Under Tennessee law, a prisoner acquires no due process right to early parole or to a hearing on early parole. See, e.g., Wright v. Trammell, 810 F.2d 589, 591 (6th Cir.1987); Frazier v. Hesson, 40 F. Supp. 2d 957, 964 (W.D.Tenn.1999); Kaylor v. Bradley, 912 S.W.2d 728, 735 (Tenn.Ct.App.1995). This Court, in Kaylor, held that "[t]he Due Process Clauses of the state and federal constitutions protect only genuine claims involving pre-existing entitlements. They do not protect unilateral expectations or abstract needs or desires." Id. Unless a prisoner has a vested right in early release, he cannot state a due process claim. See id.

Since Tennessee recognizes no constitutional right to early release, Mr. Littles cannot show that he has suffered a deprivation of a liberty interest.[2] Because no liberty interest is implicated in this case, we do not need to address whether the Board provided Mr. Littles with the due process requirements found in Wolff.

Inasmuch as Mr. Littles cannot show that he has been deprived of a liberty interest under the above analysis, the second issue, regarding proper parties to this action, is pretermitted.

For the foregoing reasons, we affirm the order of the trial court dismissing the Petition for failure to state a claim upon which relief may be granted. This case is remanded to the trial court for any further proceedings consistent with this opinion. Costs of this appeal are assessed to the Petitioner/Appellant, Larry Littles.

NOTES

[1] On February 1, 2001, Mr. Littles filed a Motion for Ruling on his Motion of October 25th, and on April 3, 2001 filed a Petition for Writ of Mandamus in this Court, asking the Court to direct the chancery court to respond to his prior motions. On April 11, 2001, this Court entered an Order denying Mr. Littles' Petition for Writ of Mandamus and remanding the case back to the chancery court.
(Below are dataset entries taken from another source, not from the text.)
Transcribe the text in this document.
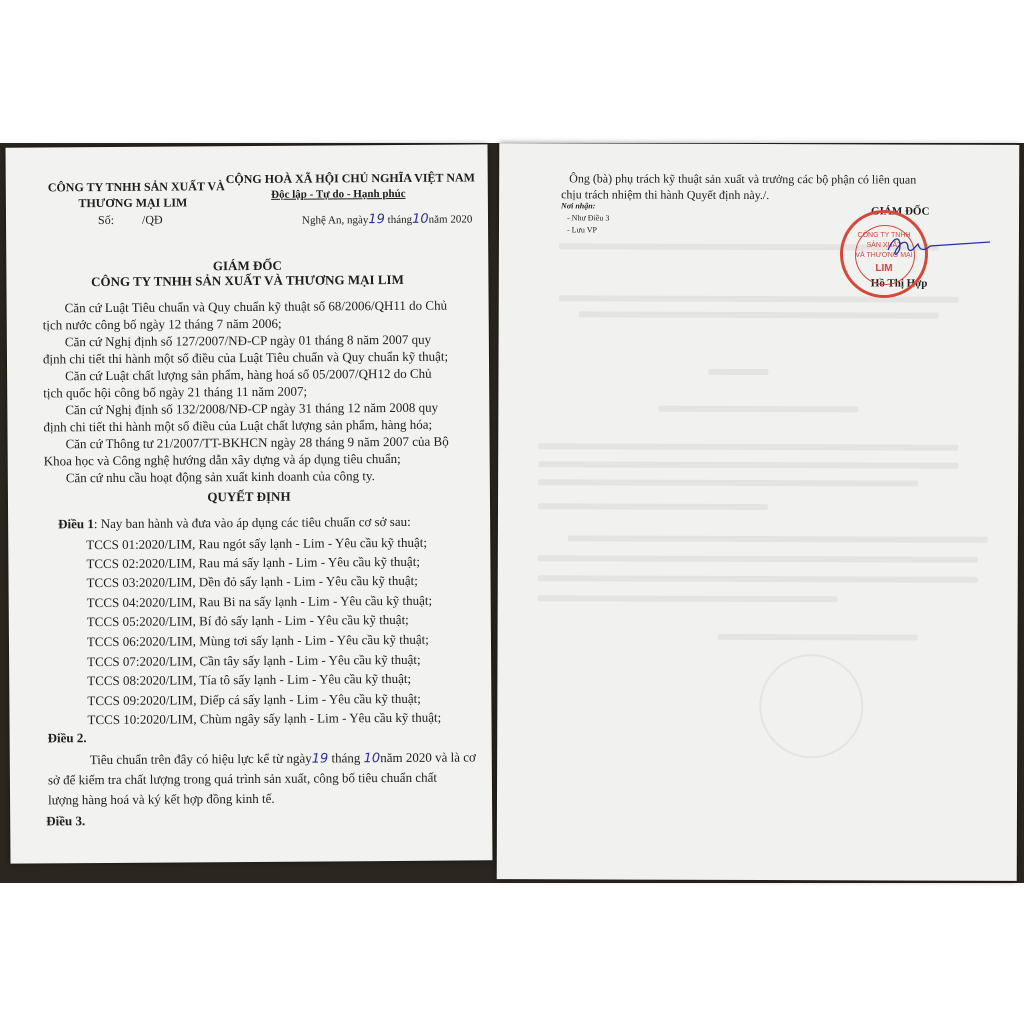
CÔNG TY TNHH SẢN XUẤT VÀ
THƯƠNG MẠI LIM
Số: /QĐ
CỘNG HOÀ XÃ HỘI CHỦ NGHĨA VIỆT NAM
Độc lập - Tự do - Hạnh phúc
Nghệ An, ngày19 tháng10năm 2020
GIÁM ĐỐC
CÔNG TY TNHH SẢN XUẤT VÀ THƯƠNG MẠI LIM
Căn cứ Luật Tiêu chuẩn và Quy chuẩn kỹ thuật số 68/2006/QH11 do Chủ
tịch nước công bố ngày 12 tháng 7 năm 2006;
Căn cứ Nghị định số 127/2007/NĐ-CP ngày 01 tháng 8 năm 2007 quy
định chi tiết thi hành một số điều của Luật Tiêu chuẩn và Quy chuẩn kỹ thuật;
Căn cứ Luật chất lượng sản phẩm, hàng hoá số 05/2007/QH12 do Chủ
tịch quốc hội công bố ngày 21 tháng 11 năm 2007;
Căn cứ Nghị định số 132/2008/NĐ-CP ngày 31 tháng 12 năm 2008 quy
định chi tiết thi hành một số điều của Luật chất lượng sản phẩm, hàng hóa;
Căn cứ Thông tư 21/2007/TT-BKHCN ngày 28 tháng 9 năm 2007 của Bộ
Khoa học và Công nghệ hướng dẫn xây dựng và áp dụng tiêu chuẩn;
Căn cứ nhu cầu hoạt động sản xuất kinh doanh của công ty.
QUYẾT ĐỊNH
Điều 1: Nay ban hành và đưa vào áp dụng các tiêu chuẩn cơ sở sau:
TCCS 01:2020/LIM, Rau ngót sấy lạnh - Lim - Yêu cầu kỹ thuật;
TCCS 02:2020/LIM, Rau má sấy lạnh - Lim - Yêu cầu kỹ thuật;
TCCS 03:2020/LIM, Dền đỏ sấy lạnh - Lim - Yêu cầu kỹ thuật;
TCCS 04:2020/LIM, Rau Bi na sấy lạnh - Lim - Yêu cầu kỹ thuật;
TCCS 05:2020/LIM, Bí đỏ sấy lạnh - Lim - Yêu cầu kỹ thuật;
TCCS 06:2020/LIM, Mùng tơi sấy lạnh - Lim - Yêu cầu kỹ thuật;
TCCS 07:2020/LIM, Cần tây sấy lạnh - Lim - Yêu cầu kỹ thuật;
TCCS 08:2020/LIM, Tía tô sấy lạnh - Lim - Yêu cầu kỹ thuật;
TCCS 09:2020/LIM, Diếp cá sấy lạnh - Lim - Yêu cầu kỹ thuật;
TCCS 10:2020/LIM, Chùm ngây sấy lạnh - Lim - Yêu cầu kỹ thuật;
Điều 2.
Tiêu chuẩn trên đây có hiệu lực kể từ ngày19 tháng 10năm 2020 và là cơ
sở để kiểm tra chất lượng trong quá trình sản xuất, công bố tiêu chuẩn chất
lượng hàng hoá và ký kết hợp đồng kinh tế.
Điều 3.
Ông (bà) phụ trách kỹ thuật sản xuất và trưởng các bộ phận có liên quan
chịu trách nhiệm thi hành Quyết định này./.
Nơi nhận:
- Như Điều 3
- Lưu VP
GIÁM ĐỐC
Hồ Thị Hợp
CÔNG TY TNHH
SẢN XUẤT
VÀ THƯƠNG MẠI
LIM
[2] We also note that, as the District Court explained in Frazier, "[t]his conclusion is not altered by the language of the statute the "extensions in the release eligibility date provided for herein and in other sections of this chapter shall only be imposed following a hearing conducted in accordance with due process of law." This merely enunciates a state law procedural requirement, not the existence of a liberty interest." 40 F. Supp. 2d at 966.